- Location of Rocky Rapids in Alberta
- Coordinates: 53°16′47″N 114°57′06″W﻿ / ﻿53.27972°N 114.95167°W
- Country: Canada
- Province: Alberta
- Municipal district: Brazeau County
- Established: 1909

Government
- • Type: Reeve-Council
- • Reeve: Wes Tweedle

Population (2005)
- • Total: 317
- Time zone: UTC−06:00 (Alberta Time)
- Postal code: TOE 1Z0
- Area code: 780

= Rocky Rapids =

Rocky Rapids is a hamlet in central Alberta, Canada within Brazeau County.
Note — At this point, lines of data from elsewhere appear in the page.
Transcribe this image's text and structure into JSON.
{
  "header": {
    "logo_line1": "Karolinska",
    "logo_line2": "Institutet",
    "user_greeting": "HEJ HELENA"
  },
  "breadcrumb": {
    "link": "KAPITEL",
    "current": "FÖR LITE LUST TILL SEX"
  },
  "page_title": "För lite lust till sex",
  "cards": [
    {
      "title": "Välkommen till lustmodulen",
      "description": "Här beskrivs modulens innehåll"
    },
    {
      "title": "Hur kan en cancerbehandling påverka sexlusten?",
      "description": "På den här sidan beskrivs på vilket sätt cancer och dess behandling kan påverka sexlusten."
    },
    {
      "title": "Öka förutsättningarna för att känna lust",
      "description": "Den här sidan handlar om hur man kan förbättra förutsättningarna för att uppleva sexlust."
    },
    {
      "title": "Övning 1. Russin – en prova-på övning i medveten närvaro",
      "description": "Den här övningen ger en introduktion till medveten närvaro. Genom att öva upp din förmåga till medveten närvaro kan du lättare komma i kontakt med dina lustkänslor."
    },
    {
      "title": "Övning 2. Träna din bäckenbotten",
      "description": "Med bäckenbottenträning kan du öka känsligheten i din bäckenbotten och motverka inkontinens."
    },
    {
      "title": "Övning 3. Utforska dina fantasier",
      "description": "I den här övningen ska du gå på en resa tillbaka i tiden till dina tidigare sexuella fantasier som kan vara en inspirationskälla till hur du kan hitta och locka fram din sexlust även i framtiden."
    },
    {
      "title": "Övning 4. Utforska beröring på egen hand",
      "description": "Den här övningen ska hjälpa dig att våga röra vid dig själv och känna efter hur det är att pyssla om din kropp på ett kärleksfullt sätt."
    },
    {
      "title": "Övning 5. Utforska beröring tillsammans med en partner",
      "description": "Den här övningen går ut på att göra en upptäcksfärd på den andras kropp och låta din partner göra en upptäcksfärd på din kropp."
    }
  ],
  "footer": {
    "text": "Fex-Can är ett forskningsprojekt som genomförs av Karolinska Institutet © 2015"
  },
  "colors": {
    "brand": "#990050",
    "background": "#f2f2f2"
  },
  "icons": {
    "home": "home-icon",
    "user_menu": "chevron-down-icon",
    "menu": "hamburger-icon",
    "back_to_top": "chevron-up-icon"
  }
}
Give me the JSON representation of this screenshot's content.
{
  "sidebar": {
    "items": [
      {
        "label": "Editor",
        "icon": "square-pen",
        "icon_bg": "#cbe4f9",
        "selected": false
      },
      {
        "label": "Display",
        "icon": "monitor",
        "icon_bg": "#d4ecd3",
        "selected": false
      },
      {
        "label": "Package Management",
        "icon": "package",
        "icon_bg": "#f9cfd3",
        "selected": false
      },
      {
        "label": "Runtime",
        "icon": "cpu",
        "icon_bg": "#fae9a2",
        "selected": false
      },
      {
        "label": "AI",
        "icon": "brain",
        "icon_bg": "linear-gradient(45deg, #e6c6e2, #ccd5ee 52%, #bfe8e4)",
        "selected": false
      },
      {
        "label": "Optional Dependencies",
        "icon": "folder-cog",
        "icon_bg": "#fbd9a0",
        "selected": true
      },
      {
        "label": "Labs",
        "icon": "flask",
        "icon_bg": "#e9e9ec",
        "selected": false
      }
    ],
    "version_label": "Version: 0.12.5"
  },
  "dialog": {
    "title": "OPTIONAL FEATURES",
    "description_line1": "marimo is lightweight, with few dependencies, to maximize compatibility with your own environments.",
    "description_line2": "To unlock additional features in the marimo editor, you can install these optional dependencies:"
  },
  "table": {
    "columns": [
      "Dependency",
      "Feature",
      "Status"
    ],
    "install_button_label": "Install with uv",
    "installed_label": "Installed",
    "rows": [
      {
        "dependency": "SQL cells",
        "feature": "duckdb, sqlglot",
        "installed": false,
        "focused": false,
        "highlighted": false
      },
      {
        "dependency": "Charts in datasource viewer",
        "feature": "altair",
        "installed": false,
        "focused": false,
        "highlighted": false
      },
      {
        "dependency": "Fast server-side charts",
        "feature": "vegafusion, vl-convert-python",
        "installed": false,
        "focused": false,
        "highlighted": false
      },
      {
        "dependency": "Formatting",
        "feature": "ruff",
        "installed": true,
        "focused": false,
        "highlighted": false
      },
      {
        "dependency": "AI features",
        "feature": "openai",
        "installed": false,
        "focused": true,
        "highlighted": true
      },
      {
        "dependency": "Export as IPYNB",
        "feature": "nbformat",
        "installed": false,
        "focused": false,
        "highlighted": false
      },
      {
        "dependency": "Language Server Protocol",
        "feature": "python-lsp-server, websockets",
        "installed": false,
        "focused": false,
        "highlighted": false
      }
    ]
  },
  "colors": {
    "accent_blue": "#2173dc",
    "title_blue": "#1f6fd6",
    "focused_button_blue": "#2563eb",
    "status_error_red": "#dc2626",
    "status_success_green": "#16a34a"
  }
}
It is located 1.6 km east of Highway 22, approximately 7 km north of Drayton Valley.

== Demographics ==
The population of Rocky Rapids according to the 2005 municipal census conducted by Brazeau County is 317.

== Economy ==
Located within the Pembina oil field, the economy of Rocky Rapids is based mostly on oil and gas.

== Arts and culture ==
The Easyfest Music Festival used to be held in Rocky Rapids but is now defunct.

== Amenities ==
Rocky Rapids has an outdoor skating rink, basketball hoops, and a park with playground amenities. A pedestrian path links Rocky Rapids with Drayton Valley to the south.

== Government ==
Rocky Rapids is located within Division 4 of Brazeau County. On council, Division 4 is represented by Councillor Kara Westerlund (Dykstra), who was elected in the 2010 Alberta municipal elections. Wes Tweedle is the reeve of Brazeau County.

== Transportation ==
Rocky Rapids is linked to Highway 22 to the west via Township Road 500. The Drayton Valley Industrial Airport is located 2 km south of Rocky Rapids.